# Thread: Discrete and Combinatorial Math - Combination with Repetitions

1. ## Discrete and Combinatorial Math - Combination with Repetitions

I need a bit of help with a problem. I am pretty sure I know what formula I should use, I just don't know how.
Question:
Find the coefficient of $v^2w^4xz$ in the expansion of $(3v + 2w + x + y + z)^8$
I think I need to use $(a_1 + a_2 + ... + a_n)^r = \Sigma \binom{r}{x_1 x_2 ... x_n} a^{x_1}_1 a^{x_2}_2 ... a^{x_n}_n$ but I am not sure. Any help would be great! I have already looked thought the book and there isn't any other problems of this sort that I can find, and this book does not have a students solution manual.

2. In $(x_1+...+x_k)^n$ the coefficient of $x_1^{a_1}...x_k^{a_k}$ is $\frac{n!}{(a_1)!...(a_k)!}$.

This means the coefficent here is: $\frac{8!}{2!4!1!1!}$

EDIT: Wrong answer. Also, it should be $k=5$ and not $k=4$.

3. $\frac{8!}{2!4!1!1!}$ gives me 840. I have derive and when I expand $v^2w^4xz$ I get 120960 for the coeffiction. Are you sure about that solution?

4. Originally Posted by ThePerfectHacker
In $(x_1+...+x_k)^n$ the coefficient of $x_1^{a_1}...x_k^{a_k}$ is $\frac{n!}{(a_1)!...(a_k)!}$.

This means the coefficent here is: $\frac{8!}{2!4!1!1!}$
TPH has made an error here (and look, out the window, a flying pig).

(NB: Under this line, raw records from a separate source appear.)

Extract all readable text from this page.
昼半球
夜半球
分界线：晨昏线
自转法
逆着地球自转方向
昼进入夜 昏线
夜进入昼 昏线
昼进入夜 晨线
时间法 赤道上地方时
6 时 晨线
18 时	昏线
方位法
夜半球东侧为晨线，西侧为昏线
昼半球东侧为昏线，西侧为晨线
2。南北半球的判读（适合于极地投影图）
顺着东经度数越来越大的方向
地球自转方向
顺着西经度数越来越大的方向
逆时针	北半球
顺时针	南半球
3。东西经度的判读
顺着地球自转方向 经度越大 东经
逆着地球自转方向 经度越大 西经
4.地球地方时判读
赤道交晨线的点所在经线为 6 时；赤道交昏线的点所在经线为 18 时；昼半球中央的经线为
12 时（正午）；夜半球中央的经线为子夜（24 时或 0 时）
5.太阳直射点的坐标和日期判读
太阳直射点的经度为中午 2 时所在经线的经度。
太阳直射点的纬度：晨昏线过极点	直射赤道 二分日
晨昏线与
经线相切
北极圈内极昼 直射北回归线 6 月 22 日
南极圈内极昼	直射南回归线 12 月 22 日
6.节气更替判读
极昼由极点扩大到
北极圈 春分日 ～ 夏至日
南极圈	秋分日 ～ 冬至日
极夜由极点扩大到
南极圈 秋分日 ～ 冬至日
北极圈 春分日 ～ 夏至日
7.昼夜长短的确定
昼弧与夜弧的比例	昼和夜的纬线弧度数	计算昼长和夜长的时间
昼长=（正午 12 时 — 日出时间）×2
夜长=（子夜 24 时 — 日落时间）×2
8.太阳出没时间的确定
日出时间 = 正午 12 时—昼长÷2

The formula (called the multinomial theorem) is correct, but its application to your specific question needs tweaking: you have $3x_1$ rather than $x_1$ and $2x_2$ rather than $x_2$ .....

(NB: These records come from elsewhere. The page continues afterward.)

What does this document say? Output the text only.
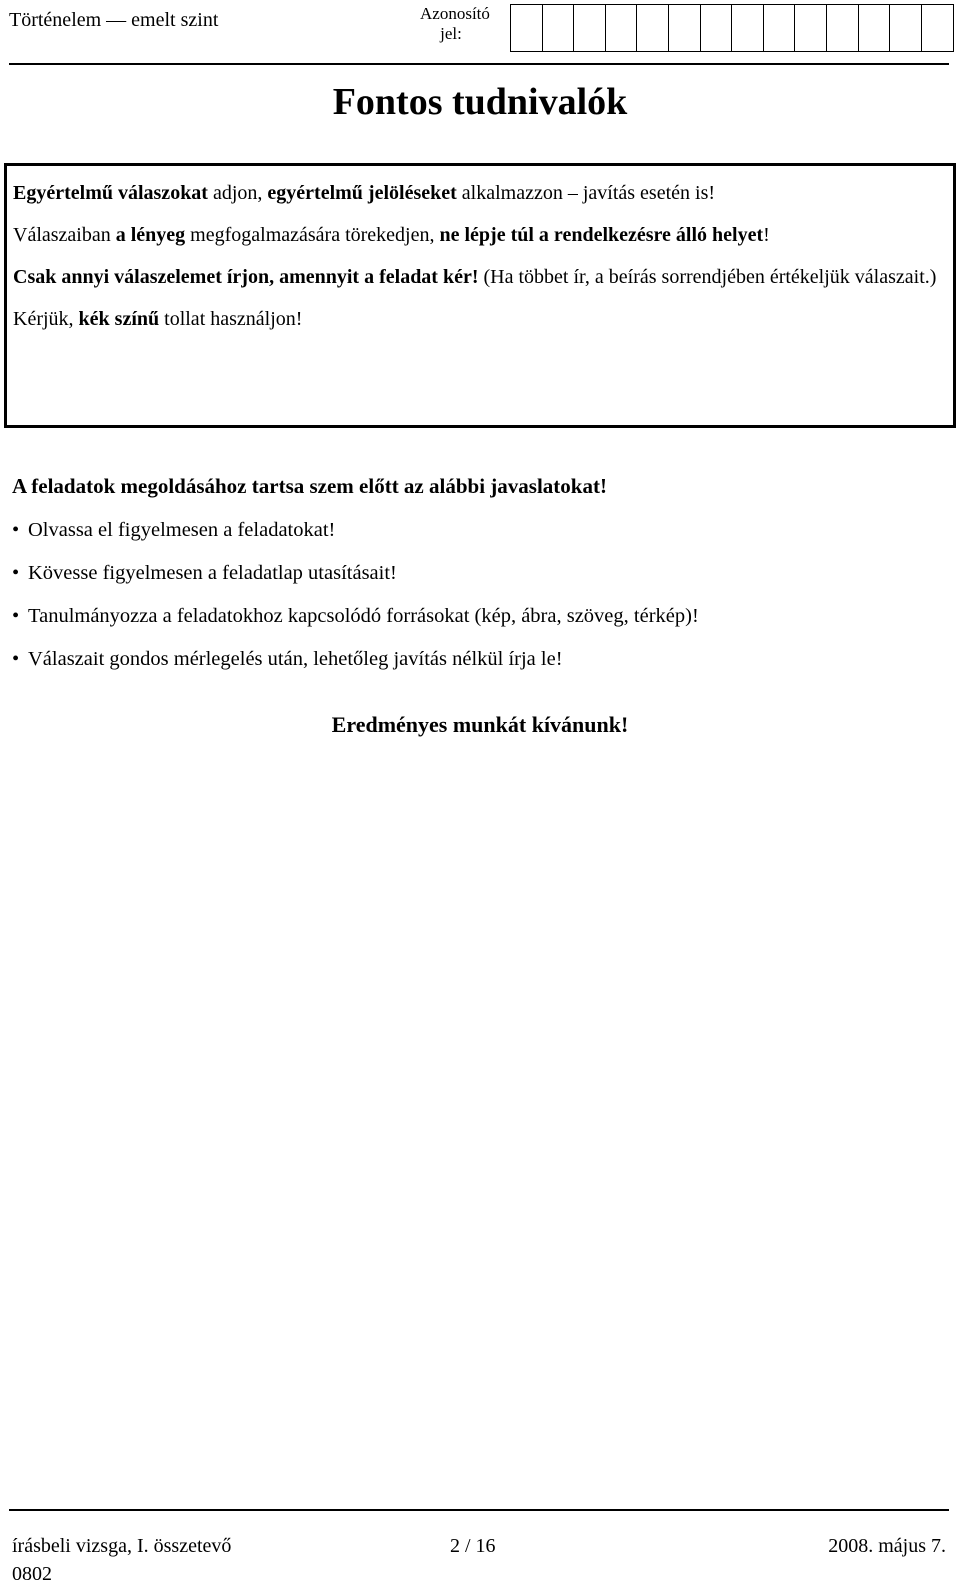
Történelem — emelt szint	Azonosító
jel:
Fontos tudnivalók

Egyértelmű válaszokat adjon, egyértelmű jelöléseket alkalmazzon – javítás esetén is!

Válaszaiban a lényeg megfogalmazására törekedjen, ne lépje túl a rendelkezésre álló helyet!

Csak annyi válaszelemet írjon, amennyit a feladat kér! (Ha többet ír, a beírás sorrendjében értékeljük válaszait.)

Kérjük, kék színű tollat használjon!

A feladatok megoldásához tartsa szem előtt az alábbi javaslatokat!
• Olvassa el figyelmesen a feladatokat!
• Kövesse figyelmesen a feladatlap utasításait!
• Tanulmányozza a feladatokhoz kapcsolódó forrásokat (kép, ábra, szöveg, térkép)!
• Válaszait gondos mérlegelés után, lehetőleg javítás nélkül írja le!
Eredményes munkát kívánunk!
írásbeli vizsga, I. összetevő
0802
2 / 16	2008. május 7.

Think about the small changes that will make to the answer given by TPH.

5. I got it!
$840 \times 3^2 \times 2^4 = 120960$

Thank you guys so much, I finally understand this. Now I just wish you guys were here to help me go over my notes and help me study Oh well. Thank you. I will be coming back when I need help with things, this is a lot better help than I get from other people.